The writing isn't sophisticated, the animations aren't the most original, and the plot is always the same; Gargamel versus the Smurfs.

And yet, after the mix of live action and animation in the 2011 and 2013 films, the formula has changed. Rather than placing animated Smurfs in a live action setting such as New York or Paris, they've returned to their roots - a fully animated film set mostly within the Smurfs own domain.

Smurfette is the centre of a story with an unexpected female empowerment theme. The only female Smurf, Smurfette (Demi Lovato) was created by Gargamel (Rainn Wilson) and his dark magic to infiltrate the Smurf kingdom, only to be turned into a much loved member of this clan of blue "gnomes" by Papa Smurf.
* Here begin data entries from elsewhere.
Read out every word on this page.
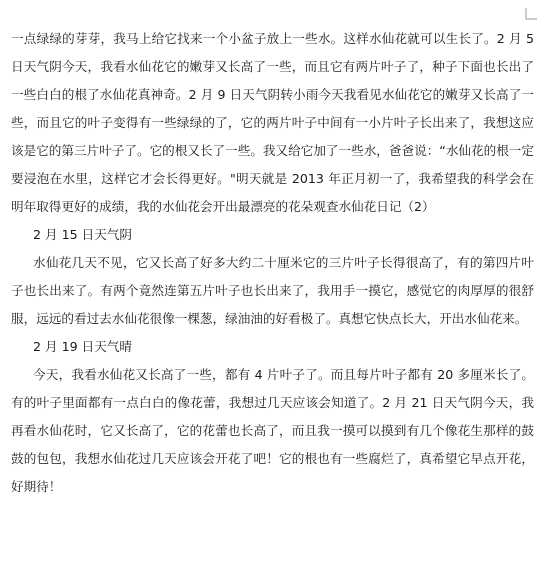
一点绿绿的芽芽，我马上给它找来一个小盆子放上一些水。这样水仙花就可以生长了。2 月 5 日天气阴今天，我看水仙花它的嫩芽又长高了一些，而且它有两片叶子了，种子下面也长出了一些白白的根了水仙花真神奇。2 月 9 日天气阴转小雨今天我看见水仙花它的嫩芽又长高了一些，而且它的叶子变得有一些绿绿的了，它的两片叶子中间有一小片叶子长出来了，我想这应该是它的第三片叶子了。它的根又长了一些。我又给它加了一些水，爸爸说：“水仙花的根一定要浸泡在水里，这样它才会长得更好。"明天就是 2013 年正月初一了，我希望我的科学会在明年取得更好的成绩，我的水仙花会开出最漂亮的花朵观查水仙花日记（2）

2 月 15 日天气阴

水仙花几天不见，它又长高了好多大约二十厘米它的三片叶子长得很高了，有的第四片叶子也长出来了。有两个竟然连第五片叶子也长出来了，我用手一摸它，感觉它的肉厚厚的很舒服，远远的看过去水仙花很像一棵葱，绿油油的好看极了。真想它快点长大，开出水仙花来。

2 月 19 日天气晴

今天，我看水仙花又长高了一些，都有 4 片叶子了。而且每片叶子都有 20 多厘米长了。有的叶子里面都有一点白白的像花蕾，我想过几天应该会知道了。2 月 21 日天气阴今天，我再看水仙花时，它又长高了，它的花蕾也长高了，而且我一摸可以摸到有几个像花生那样的鼓鼓的包包，我想水仙花过几天应该会开花了吧！它的根也有一些腐烂了，真希望它早点开花，好期待！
She's also the only Smurf who doesn't know who she is. Unlike all the other Smurfs, who have a name that tells you something about them, Smurfette is just, well, a female Smurf.

While tree surfing, Smurfette encounters a Smurf she hasn't met before. She isn't the only one to discover Smurfs are living in the Forbidden Forest; so has Gargamel. To warn this new family of Smurfs, Clumsy, Brainy, Hearty and Smurfette disobey Papa Smurf and sneak into the Forbidden Forest - and what they find is a surprise for us all.

As you expect, Smurfs Lost Village is colourful and zippy, but without the glitter bombs and dance parties of Trolls.

Director Raja Gosnell borrows from various genres to pull this adventure together; it starts like a documentary as each Smurf is interviewed about Smurfette, there's action with smurfs flying across the screen in slow motion, and a gorgeous moment when Clumsy bangs into the camera.

Largely, however, Gosnell sticks to what works - silly slapstick gags, most of which involve Gargamel. The result is a harmless, fun and largely forgettable film that will keep the littlies happy these holidays.

That said, the 10-year-olds at the screening I attended cackled their way through it - not that they'd admit it now.


Demi Lovato, Julia Roberts


Raja Gosnell

Running Time:

90 mins




More slapstick, silly and forgettable fun.